Inductive inference is the context wherein a supporting case or story can be purely anecdotal (The plural of anecdote is not data). This apothegm is not a logical truth, as it could apply to certain cases of induction, however does not apply universally.

Null:  Dimmer switches do not cause house fires to any greater degree than do normal On/Off flip switches.

Inference Context 1 – Inductive Data Anecdote:  My neighbor had dimmer switched lights and they caused a fire in his house.

Inference Context 2 – Mere Anecdote (Appeal to Ignorance):  My neighbor had dimmer switched lights and they never had a fire in their house.

Hence we have Wolfinger’s Inductive Paradox.

Wolfinger’s Inductive Paradox

/philosophy : science : data collection : agency/ : an ‘anecdote’ to the modus praesens (observation or case which supports an objective presence of a state or object) constitutes data, while an anecdote to the modus absens (observation supporting an appeal to ignorance claim that a state or object does not exist) is merely an anecdote. One’s refusal to collect or document the former, does not constitute skepticism. Relates to Hempel’s Paradox.

Finally, we have the instance wherein we step out of inductive inference, and into the stronger probative nature of deduction and falsification. In this context an anecdote is almost always probative.
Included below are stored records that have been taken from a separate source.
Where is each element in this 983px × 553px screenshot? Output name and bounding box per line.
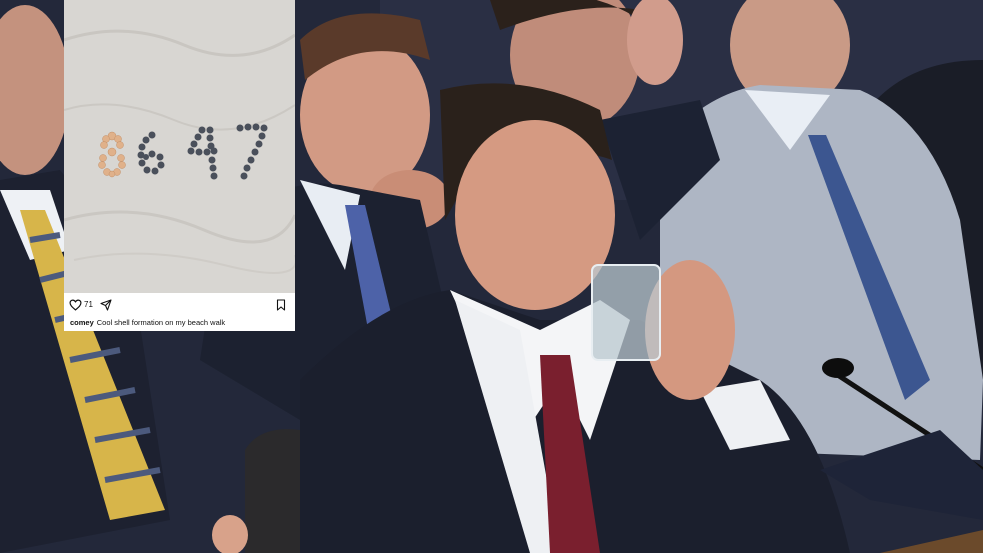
microphone <box>822 358 854 378</box>
post-action-bar: 71 <box>64 293 295 315</box>
bookmark-icon[interactable] <box>276 299 286 311</box>
like-count: 71 <box>84 300 93 309</box>
paper-plane-icon[interactable] <box>100 299 112 311</box>
instagram-post: 71 comey Cool shell formation on my beach… <box>64 0 295 331</box>
post-image <box>64 0 295 293</box>
post-caption: comey Cool shell formation on my beach wa… <box>70 318 225 328</box>
post-username[interactable]: comey <box>70 318 94 327</box>
post-caption-text: Cool shell formation on my beach walk <box>96 318 226 327</box>
heart-icon[interactable] <box>69 299 82 311</box>
water-glass <box>591 264 661 361</box>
As in the case of Wolfinger’s Inductive Paradox above, one’s refusal to collect or document such data, does not constitute skepticism.
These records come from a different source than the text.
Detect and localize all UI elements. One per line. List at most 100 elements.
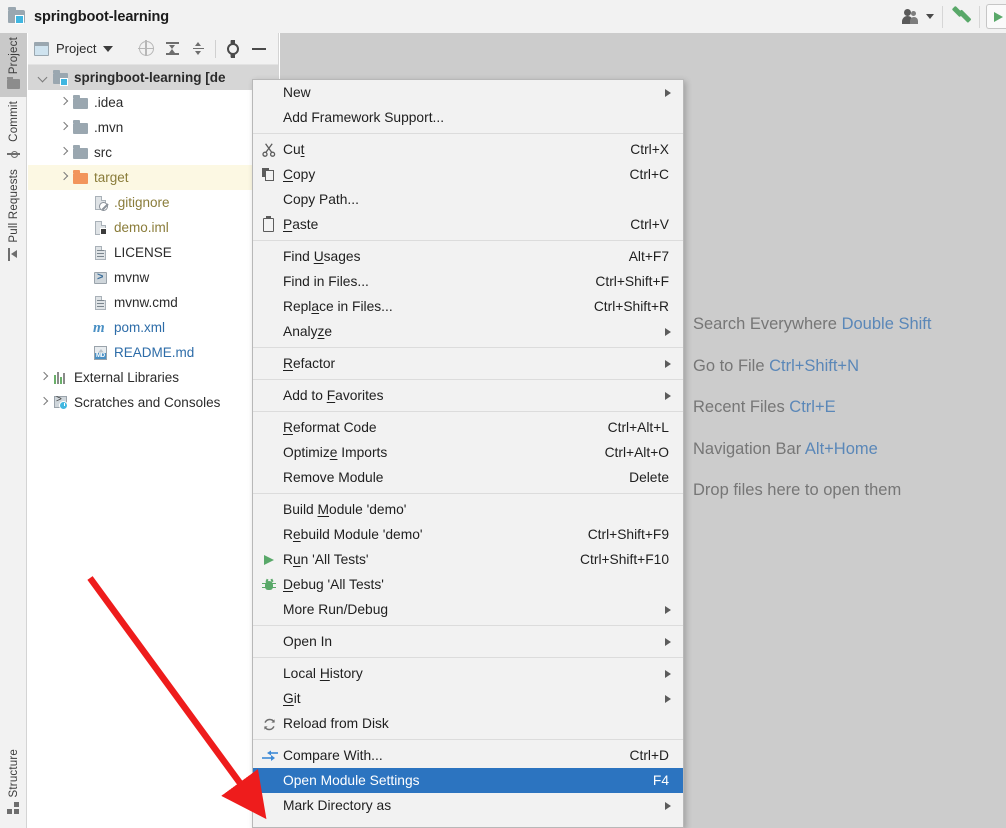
menu-icon-slot	[259, 527, 283, 543]
menu-separator	[253, 493, 683, 494]
run-icon[interactable]	[986, 4, 1006, 29]
tree-node[interactable]: .mvn	[28, 115, 278, 140]
menu-item-cut[interactable]: Cut Ctrl+X	[253, 137, 683, 162]
stripe-button-project[interactable]: Project	[0, 33, 27, 98]
tree-node-label: .mvn	[94, 120, 124, 135]
menu-item-copy[interactable]: Copy Ctrl+C	[253, 162, 683, 187]
chevron-right-icon[interactable]	[56, 145, 72, 161]
menu-item-label: Git	[283, 691, 301, 706]
run-icon	[259, 552, 283, 568]
menu-icon-slot	[259, 420, 283, 436]
folder-icon	[72, 120, 89, 136]
menu-item-refactor[interactable]: Refactor	[253, 351, 683, 376]
menu-item-shortcut: Delete	[629, 470, 669, 485]
menu-icon-slot	[259, 666, 283, 682]
menu-item-git[interactable]: Git	[253, 686, 683, 711]
menu-item-copy-path[interactable]: Copy Path...	[253, 187, 683, 212]
chevron-right-icon[interactable]	[56, 120, 72, 136]
menu-item-optimize-imports[interactable]: Optimize Imports Ctrl+Alt+O	[253, 440, 683, 465]
expand-all-icon[interactable]	[159, 36, 185, 62]
menu-icon-slot	[259, 324, 283, 340]
menu-item-run-all-tests[interactable]: Run 'All Tests' Ctrl+Shift+F10	[253, 547, 683, 572]
tree-node[interactable]: .idea	[28, 90, 278, 115]
menu-item-open-in[interactable]: Open In	[253, 629, 683, 654]
menu-icon-slot	[259, 798, 283, 814]
menu-item-label: Compare With...	[283, 748, 383, 763]
chevron-right-icon	[665, 359, 671, 368]
text-file-icon	[92, 245, 109, 261]
menu-item-label: Copy	[283, 167, 316, 182]
tree-node[interactable]: mvnw.cmd	[28, 290, 278, 315]
menu-separator	[253, 379, 683, 380]
project-tree[interactable]: springboot-learning [de .idea .mvn src targe…	[28, 65, 278, 415]
tree-node[interactable]: MD README.md	[28, 340, 278, 365]
chevron-right-icon[interactable]	[36, 395, 52, 411]
menu-separator	[253, 625, 683, 626]
tree-node-label: External Libraries	[74, 370, 180, 385]
chevron-down-icon[interactable]	[103, 45, 114, 52]
idea-window: springboot-learning Project Commit Pull Re…	[0, 0, 1006, 828]
menu-item-analyze[interactable]: Analyze	[253, 319, 683, 344]
stripe-button-commit[interactable]: Commit	[0, 97, 27, 165]
tree-node[interactable]: Scratches and Consoles	[28, 390, 278, 415]
chevron-down-icon[interactable]	[36, 70, 52, 86]
menu-item-mark-directory-as[interactable]: Mark Directory as	[253, 793, 683, 818]
context-menu[interactable]: New Add Framework Support... Cut Ctrl+X Copy…	[252, 79, 684, 828]
project-panel-header: Project	[28, 33, 278, 65]
tree-node[interactable]: LICENSE	[28, 240, 278, 265]
hint-text: Navigation Bar	[693, 439, 805, 458]
hide-icon[interactable]	[246, 36, 272, 62]
menu-item-remove-module[interactable]: Remove Module Delete	[253, 465, 683, 490]
tree-node[interactable]: demo.iml	[28, 215, 278, 240]
menu-item-compare-with[interactable]: Compare With... Ctrl+D	[253, 743, 683, 768]
select-opened-file-icon[interactable]	[133, 36, 159, 62]
collapse-all-icon[interactable]	[185, 36, 211, 62]
menu-item-reload-from-disk[interactable]: Reload from Disk	[253, 711, 683, 736]
menu-item-shortcut: Ctrl+Alt+O	[604, 445, 669, 460]
tree-node[interactable]: m pom.xml	[28, 315, 278, 340]
chevron-right-icon[interactable]	[56, 170, 72, 186]
menu-separator	[253, 347, 683, 348]
menu-item-find-usages[interactable]: Find Usages Alt+F7	[253, 244, 683, 269]
tree-node[interactable]: springboot-learning [de	[28, 65, 278, 90]
module-folder-icon	[52, 70, 69, 86]
hint-shortcut: Double Shift	[841, 315, 932, 333]
ignored-file-icon	[92, 195, 109, 211]
tree-node[interactable]: src	[28, 140, 278, 165]
chevron-right-icon	[665, 694, 671, 703]
menu-item-build-module-demo[interactable]: Build Module 'demo'	[253, 497, 683, 522]
menu-item-more-run-debug[interactable]: More Run/Debug	[253, 597, 683, 622]
tree-node[interactable]: target	[28, 165, 278, 190]
menu-item-local-history[interactable]: Local History	[253, 661, 683, 686]
scissors-icon	[259, 142, 283, 158]
menu-item-label: Rebuild Module 'demo'	[283, 527, 423, 542]
menu-item-add-framework-support[interactable]: Add Framework Support...	[253, 105, 683, 130]
menu-item-open-module-settings[interactable]: Open Module Settings F4	[253, 768, 683, 793]
menu-item-replace-in-files[interactable]: Replace in Files... Ctrl+Shift+R	[253, 294, 683, 319]
stripe-button-structure[interactable]: Structure	[0, 745, 27, 820]
tree-node-label: demo.iml	[114, 220, 169, 235]
menu-item-rebuild-module-demo[interactable]: Rebuild Module 'demo' Ctrl+Shift+F9	[253, 522, 683, 547]
menu-item-find-in-files[interactable]: Find in Files... Ctrl+Shift+F	[253, 269, 683, 294]
menu-item-debug-all-tests[interactable]: Debug 'All Tests'	[253, 572, 683, 597]
tree-node[interactable]: .gitignore	[28, 190, 278, 215]
menu-item-add-to-favorites[interactable]: Add to Favorites	[253, 383, 683, 408]
tree-node[interactable]: mvnw	[28, 265, 278, 290]
menu-item-paste[interactable]: Paste Ctrl+V	[253, 212, 683, 237]
scratches-icon	[52, 394, 69, 411]
gear-icon[interactable]	[220, 36, 246, 62]
build-hammer-icon[interactable]	[951, 5, 973, 28]
chevron-right-icon[interactable]	[36, 370, 52, 386]
menu-item-new[interactable]: New	[253, 80, 683, 105]
menu-item-label: Find in Files...	[283, 274, 369, 289]
tree-node[interactable]: External Libraries	[28, 365, 278, 390]
debug-icon	[259, 577, 283, 593]
user-avatar-button[interactable]	[902, 8, 934, 25]
chevron-right-icon[interactable]	[56, 95, 72, 111]
maven-pom-icon: m	[93, 319, 105, 336]
stripe-button-pull-requests[interactable]: Pull Requests	[0, 165, 27, 266]
shell-script-icon	[92, 270, 109, 286]
menu-item-reformat-code[interactable]: Reformat Code Ctrl+Alt+L	[253, 415, 683, 440]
Deductive or Falsifying Anecdote

Deductive inference leading to also, falsification (The plural of anecdote is data). Even the singular of anecdote is data under the right condition of inference.

Null:  There is no such thing as a dimmer switch.
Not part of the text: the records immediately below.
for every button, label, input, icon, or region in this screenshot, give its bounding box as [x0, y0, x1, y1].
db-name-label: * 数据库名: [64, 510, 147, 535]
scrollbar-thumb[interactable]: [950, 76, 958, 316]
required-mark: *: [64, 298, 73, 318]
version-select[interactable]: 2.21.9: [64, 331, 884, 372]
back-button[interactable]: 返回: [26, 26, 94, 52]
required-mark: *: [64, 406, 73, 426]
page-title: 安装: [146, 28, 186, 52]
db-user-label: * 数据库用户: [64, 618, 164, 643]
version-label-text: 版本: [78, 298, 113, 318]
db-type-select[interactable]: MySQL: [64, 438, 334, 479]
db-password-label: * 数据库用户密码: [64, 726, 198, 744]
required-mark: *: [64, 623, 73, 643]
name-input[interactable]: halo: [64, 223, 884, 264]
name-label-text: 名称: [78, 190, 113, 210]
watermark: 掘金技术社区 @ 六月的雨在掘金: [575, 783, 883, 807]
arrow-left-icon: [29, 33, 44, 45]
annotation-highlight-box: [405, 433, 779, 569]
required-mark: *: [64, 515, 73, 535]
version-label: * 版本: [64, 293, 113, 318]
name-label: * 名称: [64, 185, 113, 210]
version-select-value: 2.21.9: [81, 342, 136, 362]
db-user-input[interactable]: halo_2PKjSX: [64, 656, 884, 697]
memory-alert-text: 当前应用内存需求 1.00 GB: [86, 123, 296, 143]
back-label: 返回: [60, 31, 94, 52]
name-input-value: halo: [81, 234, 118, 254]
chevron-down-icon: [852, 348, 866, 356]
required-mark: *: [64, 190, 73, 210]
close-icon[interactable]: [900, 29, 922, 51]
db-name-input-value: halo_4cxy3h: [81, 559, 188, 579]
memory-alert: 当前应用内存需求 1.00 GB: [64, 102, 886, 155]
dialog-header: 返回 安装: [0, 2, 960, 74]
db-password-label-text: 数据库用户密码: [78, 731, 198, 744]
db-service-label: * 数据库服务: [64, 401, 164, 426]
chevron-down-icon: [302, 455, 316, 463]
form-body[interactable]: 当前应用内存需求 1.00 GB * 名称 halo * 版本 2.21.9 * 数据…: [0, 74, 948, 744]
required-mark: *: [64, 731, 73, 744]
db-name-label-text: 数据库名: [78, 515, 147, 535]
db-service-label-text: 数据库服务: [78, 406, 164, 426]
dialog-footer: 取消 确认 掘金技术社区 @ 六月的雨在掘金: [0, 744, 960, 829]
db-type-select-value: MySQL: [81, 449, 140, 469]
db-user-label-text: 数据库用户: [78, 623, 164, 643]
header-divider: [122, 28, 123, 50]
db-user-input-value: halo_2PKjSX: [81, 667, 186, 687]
Inference Context 3 – Deductive Anecdote:  I saw a dimmer switch in the hardware store and took a picture of it.

Inference Context 4 – Falsifying Anecdote:  An electrician came and installed a dimmer switch into my house.

For example, what is occurring when one accepts materialism as an a priori truth pertains to those who insert that religious agency between steps 2 and 3 above. They contend that dimmer switches do not exist, so therefore any photo of one necessarily has to be false. And of course, at any given time, there is only one photo of one at all (all previous photos were dismissed earlier in similar exercises). Furthermore they then forbid any professional electrician from installing any dimmer switches (or they will be subject to losing their license). In this way – dimmer switches can never ‘exist’ and deniers endlessly can proclaim to non-electricians ‘you bear the burden of proof’ (see Proof Gaming). From then on, deeming all occurrences of step 2 to constitute lone cases of ‘anecdote’, while failing to distinguish between inductive and deductive contexts therein.

Our allies and co-observers as ethical skeptics need bear the knowledge of philosophy of science (skepticism) sufficient to stand up and and say, “No – this is wrong. What you are doing is pseudoscience”.

Hence, one of my reasons for creating The Map of Inference.